Le 14 mars, Londres expulse 23 diplomates russes et Donald Tusk, le Président du Conseil européen, déclare lui aussi que «c'est très probablement la Russie».
Moscou répond le 17 mars en expulsant à son tour 23 diplomates anglais. La semaine suivante le conflit diplomatique s'emballe, avec 18 pays de l'UE, les USA et d'autres Etats qui expulsent au total plus de 150 diplomates russes «par solidarité».
Les 29 et 30 mars Moscou répond en expulsant le même nombre de diplomates de son territoire.
Alors à qui profite cette affaire? Certainement pas à la Russie, qui n'aurait jamais pris le risque de remettre en cause la Coupe du Monde qui aura lieu sur son territoire cet été pour un simple agent double qui a passé 4 années en prison avant d'être échangé.
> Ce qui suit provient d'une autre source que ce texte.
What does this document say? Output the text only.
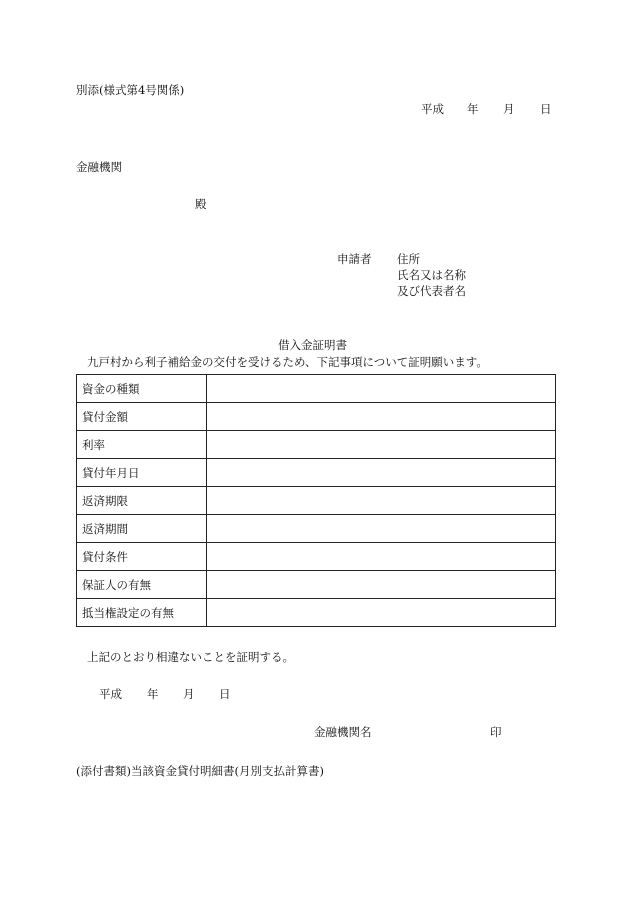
別添(様式第4号関係)
平成 年 月 日
金融機関
殿
申請者 住所
氏名又は名称
及び代表者名
借入金証明書
九戸村から利子補給金の交付を受けるため、下記事項について証明願います。
資金の種類	
貸付金額	
利率	
貸付年月日	
返済期限	
返済期間	
貸付条件	
保証人の有無	
抵当権設定の有無	
上記のとおり相違ないことを証明する。
平成 年 月 日
金融機関名	印
(添付書類)当該資金貸付明細書(月別支払計算書)
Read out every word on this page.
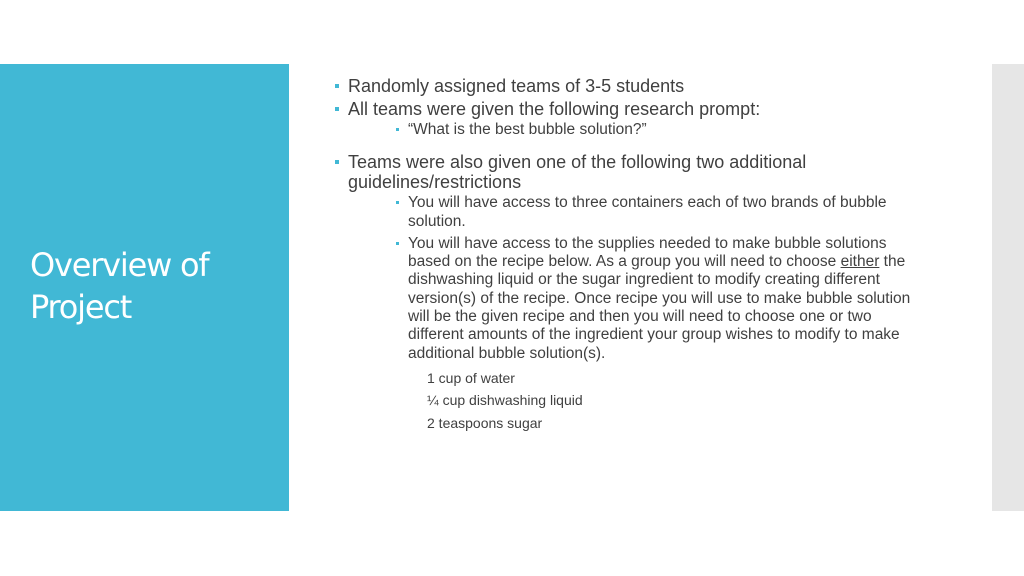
Overview of Project
Randomly assigned teams of 3-5 students
All teams were given the following research prompt:
“What is the best bubble solution?”
Teams were also given one of the following two additional guidelines/restrictions
You will have access to three containers each of two brands of bubble solution.
You will have access to the supplies needed to make bubble solutions based on the recipe below. As a group you will need to choose either the dishwashing liquid or the sugar ingredient to modify creating different version(s) of the recipe. Once recipe you will use to make bubble solution will be the given recipe and then you will need to choose one or two different amounts of the ingredient your group wishes to modify to make additional bubble solution(s).
1 cup of water
¼ cup dishwashing liquid
2 teaspoons sugar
Pas plus qu'elle aurait eu le moindre intérêt à le faire à 10 jours de la présidentielle russe.
Pour Theresa May un deuxième avantage survient, car son principal opposant, Jeremy Corbyn, est mis au ban de la politique anglaise pour avoir demandé d'attendre les résultats des enquêtes avant de prendre des sanctions.
Mais imaginons que malgré tout cela la Russie soit responsable. Comment explique-t-on cette réaction politique alors que la guerre des services de renseignement a toujours fait rage?
En conclusion, personne ne sort grandit de cette affaire. Les diplomates sont là pour parler, car le dialogue évite les guerres. Les expulser, c'est mettre en péril la parole, et donc la paix. Il semble que l'Angleterre et ses alliés soient prêts à sacrifier un dialogue crucial pour des intérêts plus que douteux dans des affaires dont on ne peut que soupçonner du complotisme tant elles ne tiennent pas debout. N'oublions jamais l'Irak et la politique Powell.